Г. К. Тем не менее так и говорили. После премьеры моей оперы “Музыка для живых”, постановку которой мы осуществили вместе с режиссером Робертом Стуруа, точно такие же пошли разговоры – что это не опера, хотя там полный симфонический оркестр, поют солисты и хор мальчиков, там балет танцует, и это все длится на протяжении восьмидесяти минут. Но я на эти разговоры никогда не обращал внимания, меня это не смущало. И все-таки существуют определенные модели – шесть симфоний Петра Ильича, девять симфоний Бетховена и так далее. Так что я хотел на шестой остановиться. И именно после исполнения этой Шестой симфонии в Праге мне позвонили, пригласили в Пражскую филармонию и от имени оркестра попросили написать для них еще одну, седьмую симфонию. Я согласился, но решил назвать ее “Эпилог”, чтоб больше их не писать. Хотя у меня появились потом сочинения, которые по длительности больше, чем мои симфонии, по сорок, сорок с лишним минут. Я, конечно же, мог бы их назвать “восьмой симфонией”, “девятой симфонией”, однако не стал и очень доволен тем, что у меня их семь.

С. С. Но ведь симфония определяется не длительностью, а именно формой, нет?

Г. К. Мне кажется, она определяется содержанием. Если музыка настолько многообразна, что человек, слушая опус и сопереживая, может прожить целую жизнь, уже не имеет значения, как выстроена форма. Я-то старался, чтобы в одночастной форме скрыто сосуществовало и классическое сонатное аллегро, и медленная часть, и быстрая, и реприза, и кода. Возможно, для слушателя это получалось неявно, завуалировано, и все же со временем разговоры о том, что мои сочинения – не симфонии, пошли на убыль.

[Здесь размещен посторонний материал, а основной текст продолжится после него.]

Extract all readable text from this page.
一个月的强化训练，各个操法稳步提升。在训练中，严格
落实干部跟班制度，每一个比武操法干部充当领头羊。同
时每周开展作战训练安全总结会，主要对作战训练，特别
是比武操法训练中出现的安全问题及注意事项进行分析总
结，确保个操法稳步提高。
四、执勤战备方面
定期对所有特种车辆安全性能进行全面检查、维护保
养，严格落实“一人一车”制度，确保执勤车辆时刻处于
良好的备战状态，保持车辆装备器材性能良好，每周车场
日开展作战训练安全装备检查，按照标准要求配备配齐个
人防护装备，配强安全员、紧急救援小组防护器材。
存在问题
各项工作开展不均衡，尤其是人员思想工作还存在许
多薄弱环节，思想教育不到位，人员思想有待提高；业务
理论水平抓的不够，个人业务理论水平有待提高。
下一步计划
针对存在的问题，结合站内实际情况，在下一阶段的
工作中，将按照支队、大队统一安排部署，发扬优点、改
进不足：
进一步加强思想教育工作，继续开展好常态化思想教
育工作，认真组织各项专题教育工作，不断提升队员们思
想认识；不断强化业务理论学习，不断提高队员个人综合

С. С. Да бог с ними, с разговорами, мне важно было понять, почему вы сами себе поставили такой запрет. Вот Петр Ильич, мне кажется, написал всего шесть симфоний просто потому, что вскоре его не стало. А у Шостаковича их целых пятнадцать. Знаете, многие воспринимают ваши симфонии как некий цикл. Насколько я понимаю, это не так?

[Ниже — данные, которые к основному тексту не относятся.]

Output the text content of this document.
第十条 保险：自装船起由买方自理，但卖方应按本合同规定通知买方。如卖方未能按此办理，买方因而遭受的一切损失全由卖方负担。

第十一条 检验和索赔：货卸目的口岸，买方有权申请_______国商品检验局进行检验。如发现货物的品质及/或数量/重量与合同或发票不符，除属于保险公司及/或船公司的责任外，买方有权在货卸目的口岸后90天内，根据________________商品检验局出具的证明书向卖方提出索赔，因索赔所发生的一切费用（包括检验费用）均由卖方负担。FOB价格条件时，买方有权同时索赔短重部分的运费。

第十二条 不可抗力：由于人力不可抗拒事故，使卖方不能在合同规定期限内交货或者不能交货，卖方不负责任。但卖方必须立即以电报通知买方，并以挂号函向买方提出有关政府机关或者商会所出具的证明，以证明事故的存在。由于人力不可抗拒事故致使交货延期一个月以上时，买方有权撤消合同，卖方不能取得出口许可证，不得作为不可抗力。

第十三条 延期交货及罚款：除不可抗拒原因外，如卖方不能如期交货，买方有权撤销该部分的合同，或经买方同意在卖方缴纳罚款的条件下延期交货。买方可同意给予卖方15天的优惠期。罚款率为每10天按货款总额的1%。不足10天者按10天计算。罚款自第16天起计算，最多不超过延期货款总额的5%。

Г. К. Что ж, их можно назвать и одной симфонией, которая состоит из семи частей.

С. С. Так говорят про Малера: десять симфоний как десять глав грандиозной философской поэмы.

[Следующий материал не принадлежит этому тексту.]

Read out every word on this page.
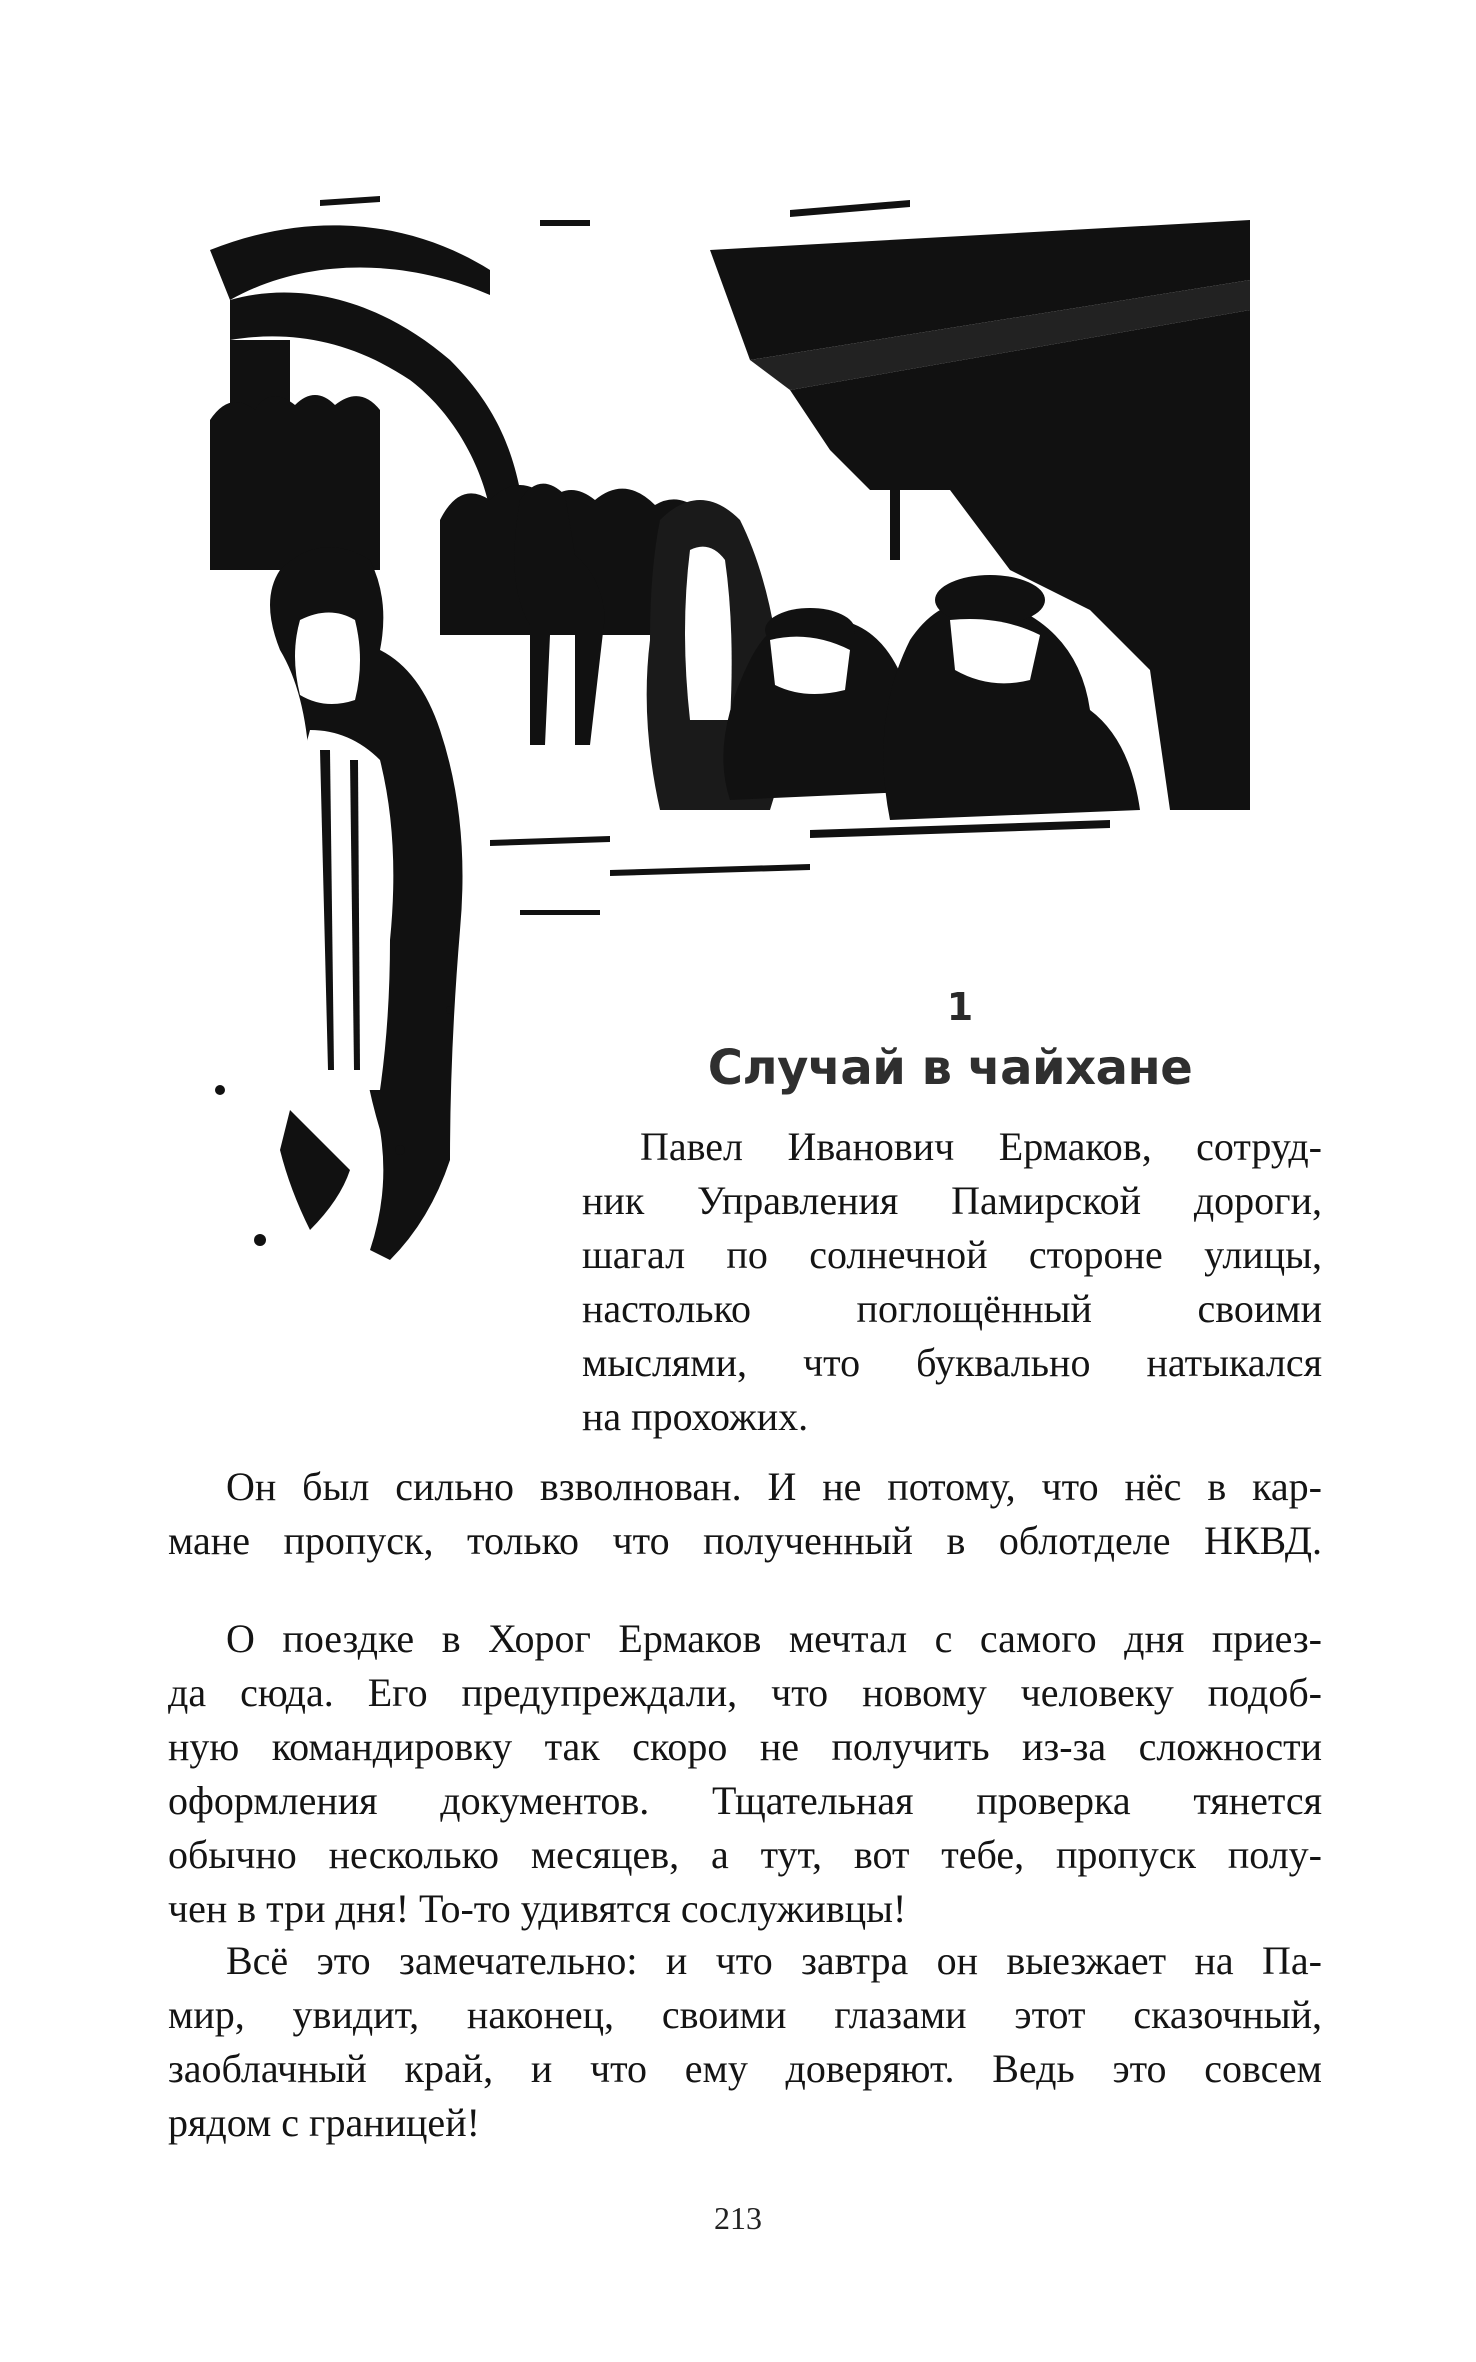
1
Случай в чайхане
Павел Иванович Ермаков, сотруд-
ник Управления Памирской дороги,
шагал по солнечной стороне улицы,
настолько поглощённый своими
мыслями, что буквально натыкался
на прохожих.
Он был сильно взволнован. И не потому, что нёс в кар-
мане пропуск, только что полученный в облотделе НКВД.
О поездке в Хорог Ермаков мечтал с самого дня приез-
да сюда. Его предупреждали, что новому человеку подоб-
ную командировку так скоро не получить из-за сложности
оформления документов. Тщательная проверка тянется
обычно несколько месяцев, а тут, вот тебе, пропуск полу-
чен в три дня! То-то удивятся сослуживцы!
Всё это замечательно: и что завтра он выезжает на Па-
мир, увидит, наконец, своими глазами этот сказочный,
заоблачный край, и что ему доверяют. Ведь это совсем
рядом с границей!
213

Г. К. Если угодно. Все это не очень принципиально.

С. С. Вы не раз говорили, что музыку не надо объяснять словами, ее надо чувствовать. К сожалению, наши музыковеды многим отбили вкус к классической музыке, объясняя, что вот тут гром, а тут пошел дождь, пытаясь вложить конкретный смысл в такое абстрактное явление, как музыка. Вопрос такой: откуда же берутся довольно определенные, практически программные названия многих ваших произведений? Скажем, не просто молитвы, а “Утренние”, “Дневные”, “Ночные”? Или “Ушел, чтобы не видеть”, “Оплаканный ветром”. Название приходит, когда вещь сложена уже?

Г. К. Название чаще всего связано с душевным состоянием определенного времени. Предположим, “Ушел, чтобы не видеть”. В 1991 году я уехал из Тбилиси, получив на год стипендию Немецкой академии искусств, и был счастлив, потому что в это время у нас воцарился режим, к которому у меня было резко отрицательное отношение. Завершилось все, если помните, гражданской войной и большими неприятностями. С ситуацией на моей родине и было связано название “Ушел, чтобы не видеть”. А что касается “Молитв”, то однажды попалась мне такая брошюра, где было написано: утренние, дневные, вечерние, ночные молитвы. Вот и всё.

С. С. С молитвами мне понятно. А почему ваша знаковая Четвертая симфония, написанная в 1974 году, названа “Памяти Микеланджело”?